Hayallerin, fikirlerin kaleme alınmış hali…
Atalarımız, “Söz uçar yazı kalır” sözünü boşuna söylemiş. Dost meclislerinde öyle şeyler konuşulur ki sohbet biter bitmez konuşulanlar orada kalır.
Cemil Meriç “Kitap istikbale yollanan mektup” sözüyle vaziyeti “İstikbale” havale etmiştir.
Peki, Hangi yazılar yarınları, hangi yazı yarınlara yazılır?
Yarınlara yazılan yazılar; fikir yazıları ve muhtelif sanat eserleridir bence. Hatırat, biyografi, seyahat ve mekân yazıları dünü, yarınlara taşımaktır.
Fikir yazıları veya sanat eserleri nesilleri sosyolojik, psikolojik ve kültürel olarak geliştirmek içindir. Farklı fikirler olabilir. Hatta olur. Her fikir sahibi bir sonraki neslin kendi arzusu gibi şekillenmesini ister. Bu gayet tabii bir durumdur.
Fikri yazıların temeli hissiyata dayalıdır. Her ne kadar akli temeller üzerine bina edilmeye çalışılsa da daha çok “gönül” merkezli yazılardır.
Biyografik yazılar, hatıralar, mekânlar, seyahatler daha objektif yazılardır. Çünkü bunlara ilaveler fazla olmaz. Sadece üslup farkı vardır. Yani bu tür yazılar tam manasıyla maziyi atiye taşımak; başka bir ifade ile dünü yarınlara havale etmektir.
Kaleme alınmayan her şey dünde veya “günde” kalır. Yani zaman içinde kaybolur gider. Hatta her söze bazı rivayetler ilave edilir ve zaman içinde aslından uzaklaşır. Kaleme alınan her cümle bir daha değiştirilemez. Cümlelerin kabul görüp görmemesi bahsi diğerdir. Herkesin her yazılana itibar etmesi mümkün değil. Ancak doğru veya yanlış yazı vaziyeti sabitleştirir.
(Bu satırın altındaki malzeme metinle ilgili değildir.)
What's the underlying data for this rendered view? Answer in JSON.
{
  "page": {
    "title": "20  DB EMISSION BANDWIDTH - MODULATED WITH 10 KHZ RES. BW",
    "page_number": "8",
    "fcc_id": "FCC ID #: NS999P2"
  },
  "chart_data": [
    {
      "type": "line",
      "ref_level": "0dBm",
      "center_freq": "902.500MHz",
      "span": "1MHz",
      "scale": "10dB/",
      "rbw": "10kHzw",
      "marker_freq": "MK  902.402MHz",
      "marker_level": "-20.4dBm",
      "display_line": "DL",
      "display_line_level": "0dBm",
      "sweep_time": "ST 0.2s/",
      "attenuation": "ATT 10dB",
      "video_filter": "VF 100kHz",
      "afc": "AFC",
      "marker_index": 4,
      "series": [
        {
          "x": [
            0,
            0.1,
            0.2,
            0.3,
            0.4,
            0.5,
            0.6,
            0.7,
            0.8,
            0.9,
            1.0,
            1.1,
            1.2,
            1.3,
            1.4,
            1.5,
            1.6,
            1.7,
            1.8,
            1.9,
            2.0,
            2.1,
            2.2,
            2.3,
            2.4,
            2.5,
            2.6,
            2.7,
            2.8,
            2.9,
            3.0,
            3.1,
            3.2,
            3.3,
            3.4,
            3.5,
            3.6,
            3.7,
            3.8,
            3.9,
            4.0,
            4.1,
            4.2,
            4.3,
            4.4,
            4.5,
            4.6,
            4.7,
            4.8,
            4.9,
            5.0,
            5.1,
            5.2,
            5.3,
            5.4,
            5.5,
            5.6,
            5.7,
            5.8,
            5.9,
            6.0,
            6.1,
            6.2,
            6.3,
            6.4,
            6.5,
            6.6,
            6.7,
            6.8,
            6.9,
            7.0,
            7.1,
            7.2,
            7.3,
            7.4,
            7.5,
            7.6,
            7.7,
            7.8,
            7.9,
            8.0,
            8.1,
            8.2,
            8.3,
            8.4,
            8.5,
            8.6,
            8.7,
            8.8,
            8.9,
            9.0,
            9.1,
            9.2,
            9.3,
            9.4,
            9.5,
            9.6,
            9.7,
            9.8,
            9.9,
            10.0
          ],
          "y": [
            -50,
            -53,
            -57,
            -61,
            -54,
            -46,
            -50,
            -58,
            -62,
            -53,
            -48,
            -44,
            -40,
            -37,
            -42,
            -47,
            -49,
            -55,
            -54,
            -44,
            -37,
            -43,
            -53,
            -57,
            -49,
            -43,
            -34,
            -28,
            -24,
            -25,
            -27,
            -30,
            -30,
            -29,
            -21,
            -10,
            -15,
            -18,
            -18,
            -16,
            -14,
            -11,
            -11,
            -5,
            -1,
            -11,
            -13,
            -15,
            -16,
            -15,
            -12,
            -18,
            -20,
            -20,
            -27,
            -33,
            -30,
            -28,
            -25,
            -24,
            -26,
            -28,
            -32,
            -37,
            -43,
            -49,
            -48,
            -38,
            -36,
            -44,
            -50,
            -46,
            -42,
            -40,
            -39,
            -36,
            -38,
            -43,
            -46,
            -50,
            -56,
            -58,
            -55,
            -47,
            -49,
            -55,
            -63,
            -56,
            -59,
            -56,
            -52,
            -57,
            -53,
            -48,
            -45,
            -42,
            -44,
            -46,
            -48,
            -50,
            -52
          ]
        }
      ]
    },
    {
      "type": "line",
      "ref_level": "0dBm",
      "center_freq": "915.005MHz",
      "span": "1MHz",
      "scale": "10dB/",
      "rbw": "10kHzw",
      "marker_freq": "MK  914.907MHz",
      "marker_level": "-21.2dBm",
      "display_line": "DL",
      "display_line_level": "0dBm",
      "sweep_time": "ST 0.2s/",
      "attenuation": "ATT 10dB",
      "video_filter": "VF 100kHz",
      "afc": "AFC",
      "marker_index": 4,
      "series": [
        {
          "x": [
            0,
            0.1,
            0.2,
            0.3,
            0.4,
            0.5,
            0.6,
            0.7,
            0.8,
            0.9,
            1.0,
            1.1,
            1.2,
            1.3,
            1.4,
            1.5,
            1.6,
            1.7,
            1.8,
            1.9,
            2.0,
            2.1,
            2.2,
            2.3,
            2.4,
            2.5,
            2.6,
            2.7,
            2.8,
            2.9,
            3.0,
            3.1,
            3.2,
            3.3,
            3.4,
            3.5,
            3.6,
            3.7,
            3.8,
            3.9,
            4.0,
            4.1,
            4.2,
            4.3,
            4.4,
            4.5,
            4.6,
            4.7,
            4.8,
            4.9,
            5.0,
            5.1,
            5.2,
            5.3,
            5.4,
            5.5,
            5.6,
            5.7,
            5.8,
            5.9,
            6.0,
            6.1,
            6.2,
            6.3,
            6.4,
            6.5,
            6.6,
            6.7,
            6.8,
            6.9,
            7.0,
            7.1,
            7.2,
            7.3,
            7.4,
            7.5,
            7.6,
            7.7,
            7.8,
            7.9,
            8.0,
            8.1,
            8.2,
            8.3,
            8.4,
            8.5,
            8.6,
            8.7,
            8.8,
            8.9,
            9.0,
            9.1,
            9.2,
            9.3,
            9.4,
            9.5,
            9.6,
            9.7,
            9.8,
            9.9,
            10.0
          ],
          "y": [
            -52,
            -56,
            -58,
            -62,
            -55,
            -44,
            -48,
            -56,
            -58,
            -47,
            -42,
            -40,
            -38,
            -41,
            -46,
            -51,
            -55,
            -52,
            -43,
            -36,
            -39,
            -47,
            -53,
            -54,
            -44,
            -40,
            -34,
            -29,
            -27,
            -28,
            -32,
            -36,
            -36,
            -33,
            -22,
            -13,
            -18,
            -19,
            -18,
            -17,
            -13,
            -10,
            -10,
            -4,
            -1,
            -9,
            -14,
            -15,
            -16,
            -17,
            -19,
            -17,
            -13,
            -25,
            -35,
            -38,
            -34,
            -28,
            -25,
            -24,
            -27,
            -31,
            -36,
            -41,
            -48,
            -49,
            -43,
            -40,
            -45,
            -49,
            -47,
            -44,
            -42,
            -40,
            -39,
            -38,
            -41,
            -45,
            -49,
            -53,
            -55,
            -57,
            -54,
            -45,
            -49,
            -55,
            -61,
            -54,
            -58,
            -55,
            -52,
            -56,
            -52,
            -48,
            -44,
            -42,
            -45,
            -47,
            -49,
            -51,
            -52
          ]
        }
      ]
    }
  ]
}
Günümüzde hala Evliya Çelebi’nin seyahat yazılarından hala faydalanıyoruz. İbn-i Batuda da bu hususta mühim bir eser vermiştir.
Şehrengizler de şehirler hakkında yazılmış mühim eserlerdendir. Ahmet Hamdi Tanpınar’ın Beş Şehir adlı eseri de şehir kitaplarının önde gelenlerinden.
Biyografik eserler ise bize, bizim bilmediğimiz veya yeterince tanımadığımız şahsiyetlerin tanıtılmasında kayda değer eserlerdir.
Bahsedilen bu eserler belki sanat değeri bakımından; belagat ve estetik açıdan vasatın dışında kalmış olabilir. Ancak bir devre ışık tutması açısından kültür tarihine katkısı bakımından göz ardı edilecek eserlerden değildir.
Böyle bir yazıyı yeni bir seyahatin arifesinde yazmak benim için elzem olmuştur. Çok yakında kaldığım yerden bazı çalışmalar için tekrar yollara düşeceğiz. Görelim ayine-i devran ne suret gösterecek.
Yeni yerler ve yeni suretleri kendimce kayda almaya çalışacağım.
Bu arada ülkece maruz kaldığımız musibetin tahribatından önce aynı yerler için yazılanlar bugün ve yarın veya yarınlar için ne kadar kıymetli olacağı bilinmelidir. Bu vesile ile ülkemizin başı sağ olsun.